Vice-premier ministre depuis 2007, le républicain Martin McGuinness, ancien dirigeant de l’IRA, avait su établir un climat de confiance avec les différents premiers ministres unionistes qui se sont succédé, y compris avec l’intransigeant révérend Ian Paisley. Mais depuis la nomination à ce poste d’Arlene Foster en mars 2016, les relations se sont très sérieusement détériorées. Le DUP a affiché un mépris arrogant contre toutes les minorités : veto contre le mariage homosexuel, blocage des enquêtes sur certaines exactions commises pendant les pires années du conflit, suppression de bourses pour les étudiants en langue irlandaise, etc.
Pour reprendre les termes de McGuinness, le DUP a fait preuve “de la bigoterie la plus crue et la plus crasse” et a remis en cause “la parité d’estime” dont tous les partis doivent bénéficier.
A cette situation déjà déplorable est venu se rajouter un scandale qui prend des allures d’affaire d’Etat autour d’une escroquerie aux énergies renouvelables.
En 2012, le gouvernement nord-irlandais avait proposé des mesures incitatives à l’installation de systèmes de chauffage fonctionnant avec des énergies renouvelables (biomasse, solaire, pompe à chaleur, etc.). Très vite, certains ont détourné le système et ont gagné beaucoup d’argent par le simple fait de chauffer. En 2016, un informateur a ainsi dénoncé un agriculteur ayant empoché plus d’un million d’euros pour chauffer un hangar vide ! Ce scandale du “cash for ash” (du cash pour des cendres) pourrait coûter à l’Irlande du Nord près d’un milliard d’euro, et il est d’autant plus déstabilisateur que c’est l’actuelle première ministre Arlene Foster qui avait lancé ces mesures alors qu’elle était ministre de l’industrie en 2012, et qu’elle a ignoré les avertissements qui lui avaient été faits très rapidement.
Pour McGuinness,
le DUP a fait preuve
“de la bigoterie la plus crue
et la plus crasse”
et a remis en cause
“la parité d’estime”
dont tous les partis
doivent bénéficier.
Démission de Martin McGuinness
L’opposition a évidemment demandé une commission d’enquête et exigé qu’Arlene Foster se retire le temps des investigations pour des raisons évidentes de conflit d’intérêts. Face aux refus arrogants et répétés de la première ministre, les partis d’opposition emmenés par l’Alliance Party (centriste, non communautaire) ont déposé une motion de censure en décembre, que le Sinn Fein n’avait pas votée.
Le parti républicain était en effet soucieux de préserver les institutions autonomes, mais cette position était intenable tant en interne qu’à cause de la pression des Républicains dissidents et de formations de gauche comme le People Before Profit Alliance qui grignotent son électorat.
Le 9 janvier, Martin McGuinness présentait donc sa démission…
De nouvelles élections devraient avoir lieu le 2 mars prochain, mais on voit mal comment le Sinn Fein et le DUP, qui devraient arriver en tête des suffrages, pourraient s’entendre pour former un gouvernement – en vertu des Accord de St Andrews en 2006, le premier et le vice-premier ministres doivent en effet être issus des deux formations arrivées en têtes des élections.

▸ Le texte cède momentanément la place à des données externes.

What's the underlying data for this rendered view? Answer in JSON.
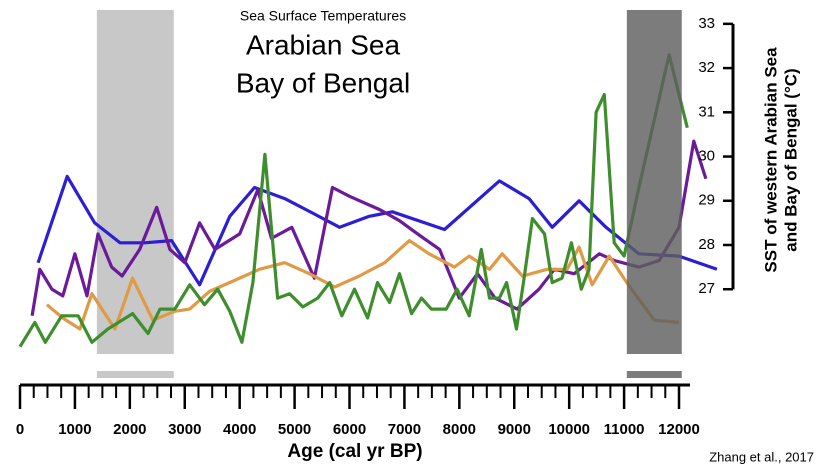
{
  "chart_data": {
    "type": "line",
    "title": "Sea Surface Temperatures",
    "subtitle": [
      "Arabian Sea",
      "Bay of Bengal"
    ],
    "xlabel": "Age (cal yr BP)",
    "ylabel": [
      "SST of western Arabian Sea",
      "and Bay of Bengal (°C)"
    ],
    "credit": "Zhang et al., 2017",
    "xlim": [
      0,
      12200
    ],
    "xticks": [
      0,
      1000,
      2000,
      3000,
      4000,
      5000,
      6000,
      7000,
      8000,
      9000,
      10000,
      11000,
      12000
    ],
    "ylim": [
      25.4,
      33.2
    ],
    "yticks": [
      27,
      28,
      29,
      30,
      31,
      32,
      33
    ],
    "y_axis_side": "right",
    "shaded_ranges": [
      {
        "from": 1400,
        "to": 2800,
        "color": "#c8c8c8",
        "layer": "back"
      },
      {
        "from": 11050,
        "to": 12050,
        "color": "rgba(95,95,95,0.82)",
        "layer": "front"
      }
    ],
    "series": [
      {
        "color": "#2b1fd6",
        "x": [
          330,
          860,
          1360,
          1820,
          2270,
          2760,
          3270,
          3820,
          4270,
          4820,
          5360,
          5820,
          6360,
          6780,
          7730,
          8730,
          9270,
          9690,
          10180,
          10670,
          11270,
          12000,
          12690
        ],
        "values": [
          27.6,
          29.55,
          28.5,
          28.05,
          28.05,
          28.1,
          27.1,
          28.65,
          29.3,
          29.05,
          28.7,
          28.4,
          28.65,
          28.75,
          28.35,
          29.45,
          29.05,
          28.4,
          29.0,
          28.4,
          27.8,
          27.75,
          27.45
        ]
      },
      {
        "color": "#6b1a9a",
        "x": [
          220,
          360,
          580,
          780,
          1000,
          1220,
          1420,
          1670,
          1860,
          2180,
          2490,
          2730,
          3000,
          3270,
          3550,
          4000,
          4330,
          4580,
          4950,
          5360,
          5690,
          6000,
          6550,
          6910,
          7240,
          7640,
          8000,
          8330,
          8650,
          9050,
          9450,
          9730,
          10090,
          10550,
          10820,
          11270,
          11640,
          12000,
          12270,
          12490
        ],
        "values": [
          26.4,
          27.45,
          27.0,
          26.85,
          27.8,
          26.85,
          28.25,
          27.5,
          27.3,
          27.9,
          28.85,
          27.9,
          27.6,
          28.5,
          27.9,
          28.25,
          29.25,
          28.15,
          28.4,
          27.25,
          29.3,
          29.1,
          28.8,
          28.55,
          28.25,
          27.9,
          26.8,
          27.35,
          26.8,
          26.55,
          27.0,
          27.45,
          27.35,
          27.8,
          27.65,
          27.5,
          27.65,
          28.4,
          30.35,
          29.5
        ]
      },
      {
        "color": "#e09a45",
        "x": [
          490,
          780,
          1090,
          1310,
          1730,
          2050,
          2420,
          2820,
          3090,
          3450,
          3910,
          4360,
          4820,
          5270,
          5730,
          6180,
          6640,
          7090,
          7450,
          7910,
          8180,
          8550,
          8780,
          9150,
          9600,
          9960,
          10180,
          10420,
          10730,
          11050,
          11550,
          12000
        ],
        "values": [
          26.65,
          26.35,
          26.1,
          26.9,
          26.1,
          27.25,
          26.3,
          26.5,
          26.55,
          26.95,
          27.2,
          27.45,
          27.6,
          27.35,
          27.05,
          27.3,
          27.6,
          28.1,
          27.8,
          27.5,
          27.75,
          27.45,
          27.8,
          27.3,
          27.45,
          27.45,
          27.95,
          27.1,
          27.75,
          27.15,
          26.3,
          26.25
        ]
      },
      {
        "color": "#3e8e2e",
        "x": [
          0,
          270,
          460,
          760,
          1060,
          1310,
          1600,
          2050,
          2330,
          2550,
          2820,
          3090,
          3360,
          3600,
          3820,
          4040,
          4240,
          4460,
          4690,
          4910,
          5150,
          5420,
          5640,
          5860,
          6090,
          6330,
          6510,
          6730,
          6910,
          7130,
          7310,
          7490,
          7760,
          7960,
          8180,
          8400,
          8550,
          8730,
          8860,
          9040,
          9180,
          9330,
          9550,
          9690,
          9870,
          10040,
          10220,
          10360,
          10490,
          10640,
          10820,
          11000,
          11270,
          11820,
          12150
        ],
        "values": [
          25.7,
          26.25,
          25.8,
          26.4,
          26.4,
          25.8,
          26.1,
          26.45,
          26.0,
          26.55,
          26.55,
          27.1,
          26.65,
          27.0,
          26.5,
          25.8,
          27.15,
          30.05,
          26.8,
          26.9,
          26.6,
          26.8,
          27.15,
          26.4,
          27.0,
          26.35,
          27.15,
          26.7,
          27.35,
          26.45,
          26.8,
          26.55,
          26.55,
          27.0,
          26.4,
          27.9,
          26.8,
          26.8,
          27.15,
          26.1,
          27.25,
          28.6,
          28.25,
          27.15,
          27.25,
          28.05,
          27.0,
          27.45,
          31.0,
          31.4,
          28.05,
          27.75,
          29.3,
          32.3,
          30.65
        ]
      }
    ]
  }
}
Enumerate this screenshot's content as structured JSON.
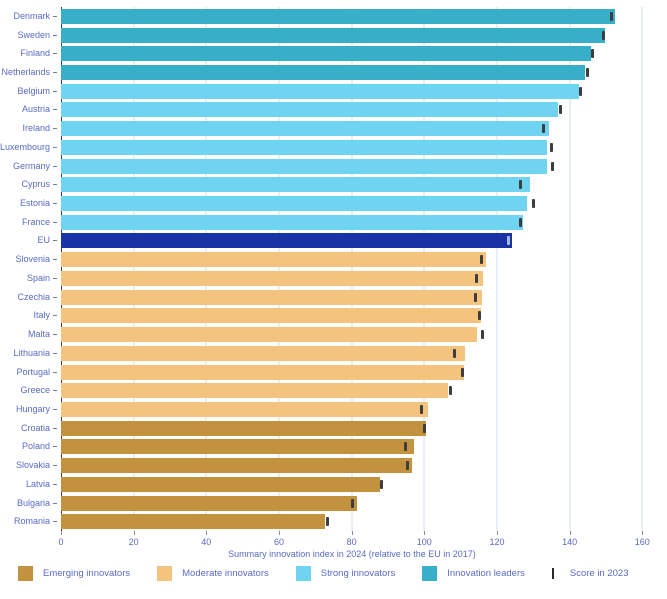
{
  "colors": {
    "innovation_leaders": "#38afc8",
    "strong_innovators": "#6fd3f2",
    "moderate_innovators": "#f4c37e",
    "emerging_innovators": "#c2923f",
    "eu": "#1933a7",
    "score_marker": "#3d3d3d",
    "score_marker_on_eu": "#aab6da",
    "gridline": "#e8eef6",
    "axis_line": "#3f3f3f",
    "text": "#5a6bc5"
  },
  "chart_data": {
    "type": "bar",
    "orientation": "horizontal",
    "xlabel": "Summary innovation index in 2024 (relative to the EU in 2017)",
    "xlim": [
      0,
      160
    ],
    "xticks": [
      0,
      20,
      40,
      60,
      80,
      100,
      120,
      140,
      160
    ],
    "grid": true,
    "marker_series_name": "Score in 2023",
    "rows": [
      {
        "label": "Denmark",
        "value_2024": 152.6,
        "score_2023": 151.5,
        "category": "innovation_leaders"
      },
      {
        "label": "Sweden",
        "value_2024": 149.8,
        "score_2023": 149.3,
        "category": "innovation_leaders"
      },
      {
        "label": "Finland",
        "value_2024": 145.9,
        "score_2023": 146.4,
        "category": "innovation_leaders"
      },
      {
        "label": "Netherlands",
        "value_2024": 144.3,
        "score_2023": 144.8,
        "category": "innovation_leaders"
      },
      {
        "label": "Belgium",
        "value_2024": 142.6,
        "score_2023": 142.9,
        "category": "strong_innovators"
      },
      {
        "label": "Austria",
        "value_2024": 136.7,
        "score_2023": 137.6,
        "category": "strong_innovators"
      },
      {
        "label": "Ireland",
        "value_2024": 134.3,
        "score_2023": 132.9,
        "category": "strong_innovators"
      },
      {
        "label": "Luxembourg",
        "value_2024": 133.8,
        "score_2023": 135.1,
        "category": "strong_innovators"
      },
      {
        "label": "Germany",
        "value_2024": 133.7,
        "score_2023": 135.3,
        "category": "strong_innovators"
      },
      {
        "label": "Cyprus",
        "value_2024": 129.1,
        "score_2023": 126.5,
        "category": "strong_innovators"
      },
      {
        "label": "Estonia",
        "value_2024": 128.2,
        "score_2023": 130.0,
        "category": "strong_innovators"
      },
      {
        "label": "France",
        "value_2024": 127.2,
        "score_2023": 126.6,
        "category": "strong_innovators"
      },
      {
        "label": "EU",
        "value_2024": 124.0,
        "score_2023": 123.2,
        "category": "eu"
      },
      {
        "label": "Slovenia",
        "value_2024": 117.0,
        "score_2023": 115.7,
        "category": "moderate_innovators"
      },
      {
        "label": "Spain",
        "value_2024": 116.2,
        "score_2023": 114.3,
        "category": "moderate_innovators"
      },
      {
        "label": "Czechia",
        "value_2024": 115.8,
        "score_2023": 114.2,
        "category": "moderate_innovators"
      },
      {
        "label": "Italy",
        "value_2024": 115.7,
        "score_2023": 115.1,
        "category": "moderate_innovators"
      },
      {
        "label": "Malta",
        "value_2024": 114.6,
        "score_2023": 115.9,
        "category": "moderate_innovators"
      },
      {
        "label": "Lithuania",
        "value_2024": 111.3,
        "score_2023": 108.4,
        "category": "moderate_innovators"
      },
      {
        "label": "Portugal",
        "value_2024": 111.0,
        "score_2023": 110.5,
        "category": "moderate_innovators"
      },
      {
        "label": "Greece",
        "value_2024": 106.6,
        "score_2023": 107.1,
        "category": "moderate_innovators"
      },
      {
        "label": "Hungary",
        "value_2024": 101.1,
        "score_2023": 99.3,
        "category": "moderate_innovators"
      },
      {
        "label": "Croatia",
        "value_2024": 100.5,
        "score_2023": 100.0,
        "category": "emerging_innovators"
      },
      {
        "label": "Poland",
        "value_2024": 97.1,
        "score_2023": 94.8,
        "category": "emerging_innovators"
      },
      {
        "label": "Slovakia",
        "value_2024": 96.5,
        "score_2023": 95.3,
        "category": "emerging_innovators"
      },
      {
        "label": "Latvia",
        "value_2024": 87.8,
        "score_2023": 88.1,
        "category": "emerging_innovators"
      },
      {
        "label": "Bulgaria",
        "value_2024": 81.6,
        "score_2023": 80.3,
        "category": "emerging_innovators"
      },
      {
        "label": "Romania",
        "value_2024": 72.7,
        "score_2023": 73.4,
        "category": "emerging_innovators"
      }
    ]
  },
  "legend": {
    "items": [
      {
        "label": "Emerging innovators",
        "color_key": "emerging_innovators"
      },
      {
        "label": "Moderate innovators",
        "color_key": "moderate_innovators"
      },
      {
        "label": "Strong innovators",
        "color_key": "strong_innovators"
      },
      {
        "label": "Innovation leaders",
        "color_key": "innovation_leaders"
      }
    ],
    "score_item_label": "Score in 2023"
  }
}
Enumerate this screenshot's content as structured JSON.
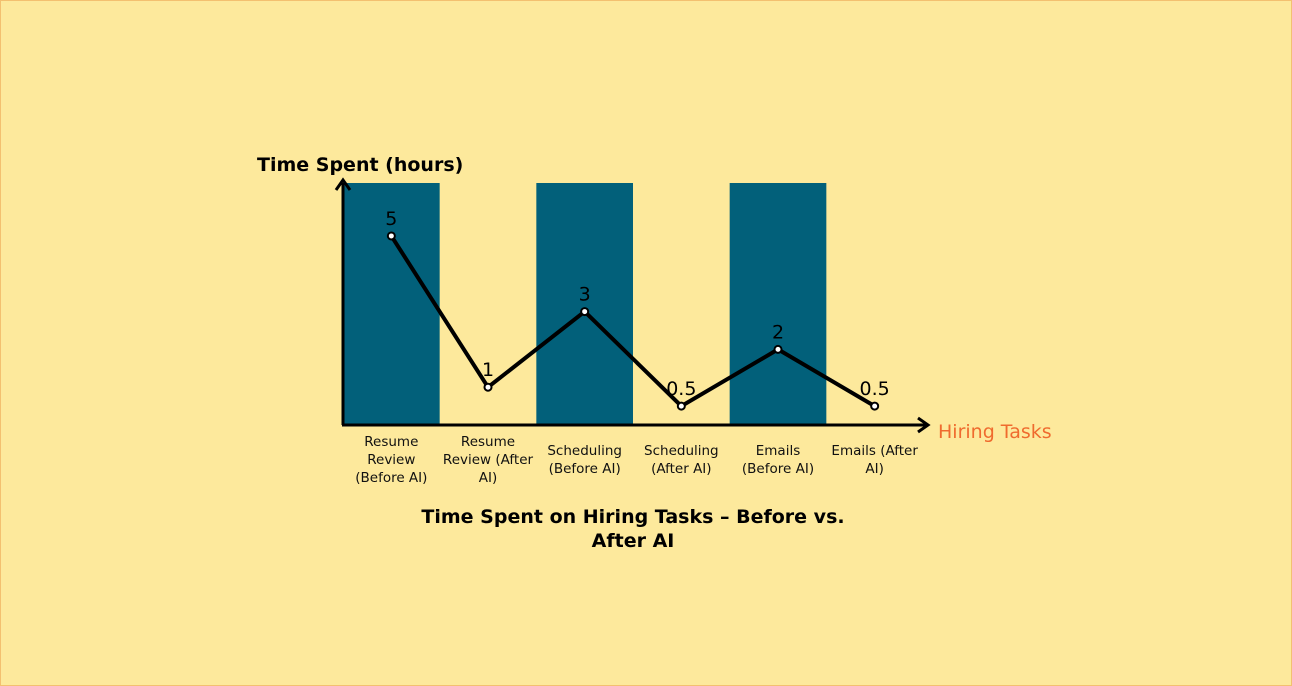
{
  "chart_data": {
    "type": "line",
    "title_lines": [
      "Time Spent on Hiring Tasks – Before vs.",
      "After AI"
    ],
    "xlabel": "Hiring Tasks",
    "ylabel": "Time Spent (hours)",
    "categories": [
      [
        "Resume",
        "Review",
        "(Before AI)"
      ],
      [
        "Resume",
        "Review (After",
        "AI)"
      ],
      [
        "Scheduling",
        "(Before AI)"
      ],
      [
        "Scheduling",
        "(After AI)"
      ],
      [
        "Emails",
        "(Before AI)"
      ],
      [
        "Emails (After",
        "AI)"
      ]
    ],
    "values": [
      5,
      1,
      3,
      0.5,
      2,
      0.5
    ],
    "data_labels": [
      "5",
      "1",
      "3",
      "0.5",
      "2",
      "0.5"
    ],
    "ylim": [
      0,
      6.4
    ],
    "grid": false,
    "legend": "none",
    "colors": {
      "background": "#fde99c",
      "band": "#02607a",
      "line": "#000000",
      "xlabel": "#ef6b2e"
    }
  }
}
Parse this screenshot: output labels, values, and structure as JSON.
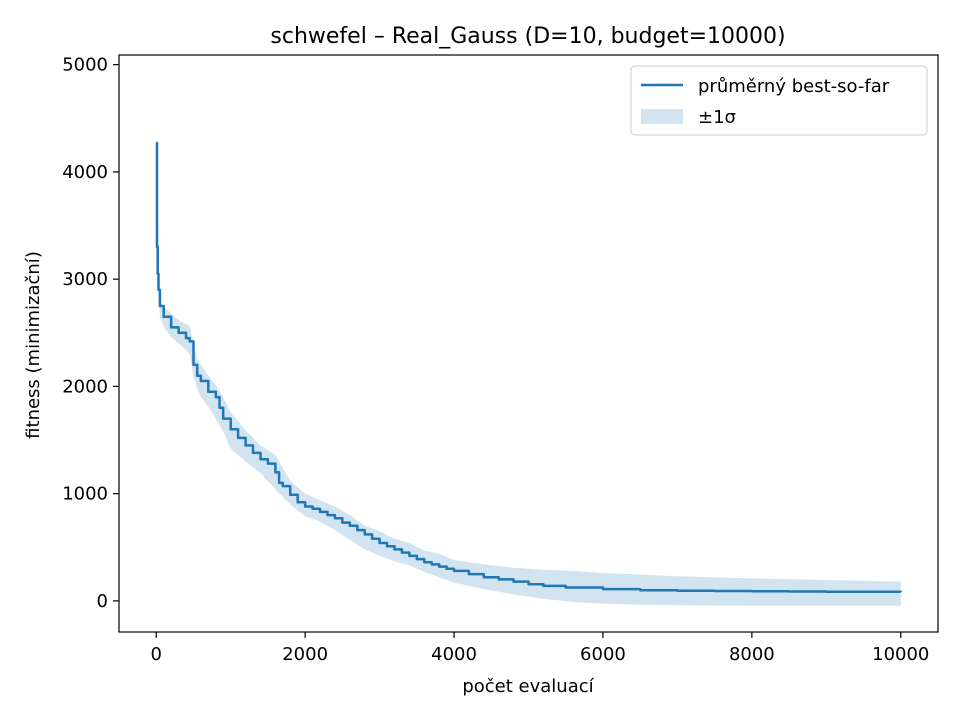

D’un côté le Sinn Fein déclare qu’il “n’y aura pas de retour au statu quo” ; de l’autre, Foster annonce une campagne “brutale” et prévoit un retour de la “direct rule” britannique.
Il faudrait un Martin McGuinness au meilleur de sa forme pour surmonter cette crise, probablement la pire depuis 2007. Malheureusement, ce n’est pas le cas. Miné par une grave maladie, le dirigeant républicain de 66 ans a annoncé qu’il n’était pas en état de se lancer dans une nouvelle campagne et qu’il se retirait de la vie politique électorale.
C’est une terrible perte pour l’Irlande du Nord, et qui arrive au pire moment.
Mais l’optimisme a la vie dure, et Gerry Adams veut voir dans la crise actuelle une “opportunité pour promouvoir une nouvelle Irlande concertée”.